God is a creative God and there are few joys that compare to reflecting this divine nature in our own lives. And often this is expressed in our desire to cultivate, refine, and otherwise be resourceful with the raw materials God has given us.
For instance, Adam was placed in Eden and called to cultivate the Garden. It was a gift, and work was still required of him even before sin entered the picture. This seems to suggest there’s something about the work of cultivating that is part of our original glory. And there’s something deep in our souls that knows this is true as well.
For example, this might be through various home improvement projects around the house, remodeling our own vehicle, or chipping in to support various projects in our community. We might also work to improve processes in our professional roles, cultivate new approaches to tackle problems, or build meaningful connections previously missed. Whatever it looks like, there’s joy in taking the raw materials given to us and discovering more of its potential.
And this plays our relationally as well.
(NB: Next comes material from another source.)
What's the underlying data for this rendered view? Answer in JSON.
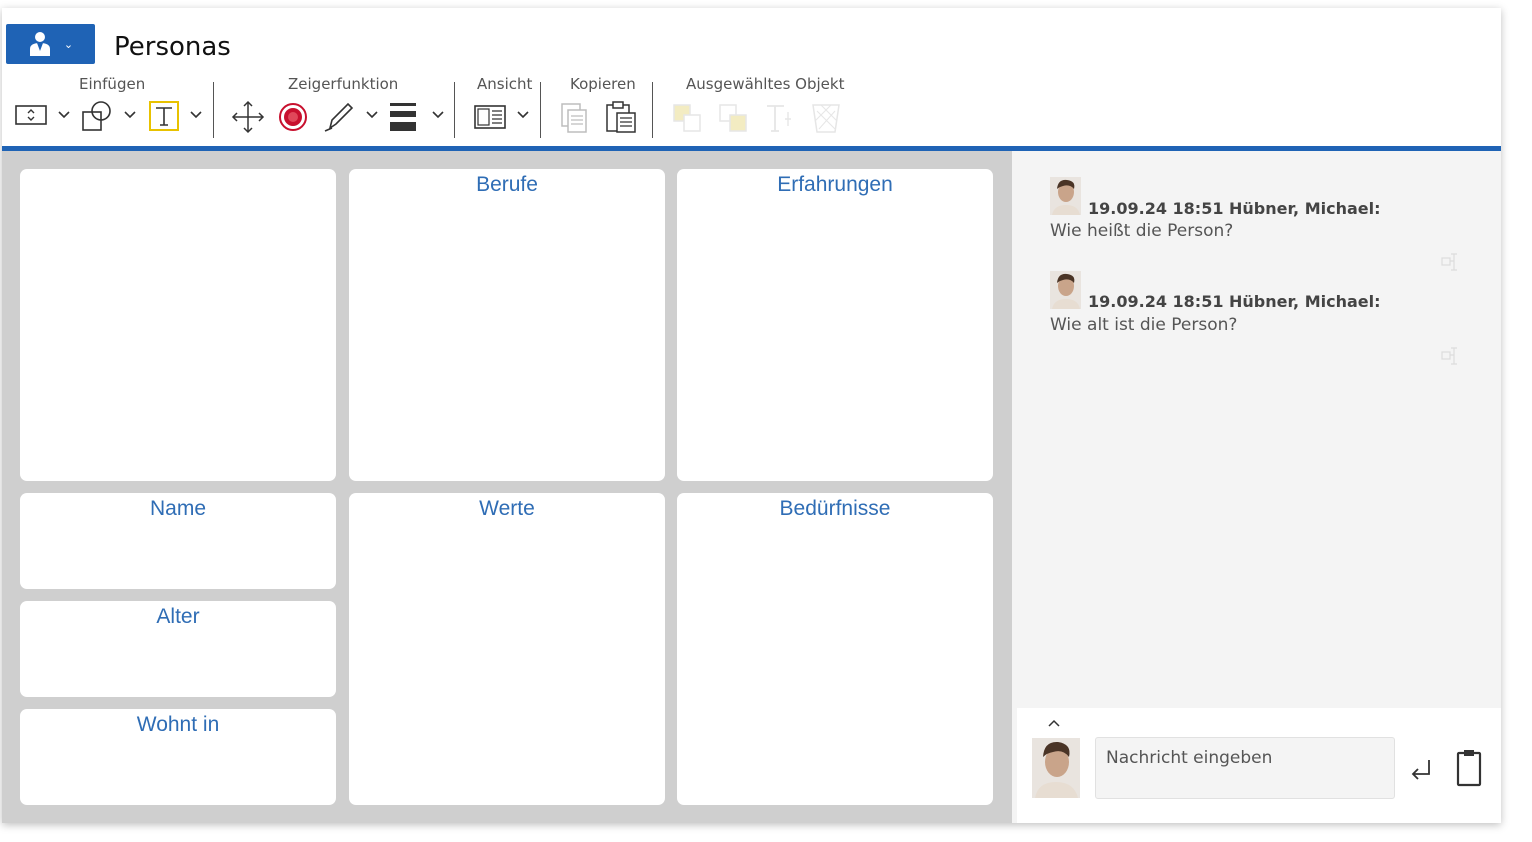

Whether in marriage, parenting, friendships, or the like, like Adam, we’re called to work and care for the gifts God has given us. And this means our relationships are not given to us in their final, perfected state. In many ways, our relationships start simply with raw material that has to be cultivated. It’s then part of our relational responsibility to steward and grow our relationships – moving them ever closer toward God’s best.
To be sure, we allow our gifts to remain barren and underdeveloped when we’re not intentional about our work of cultivating.
In the end, part of the joy and glory of man is to cultivate what God has given him. Be a faithful steward of all your gifts and relationships – allowing them to flourish under your care.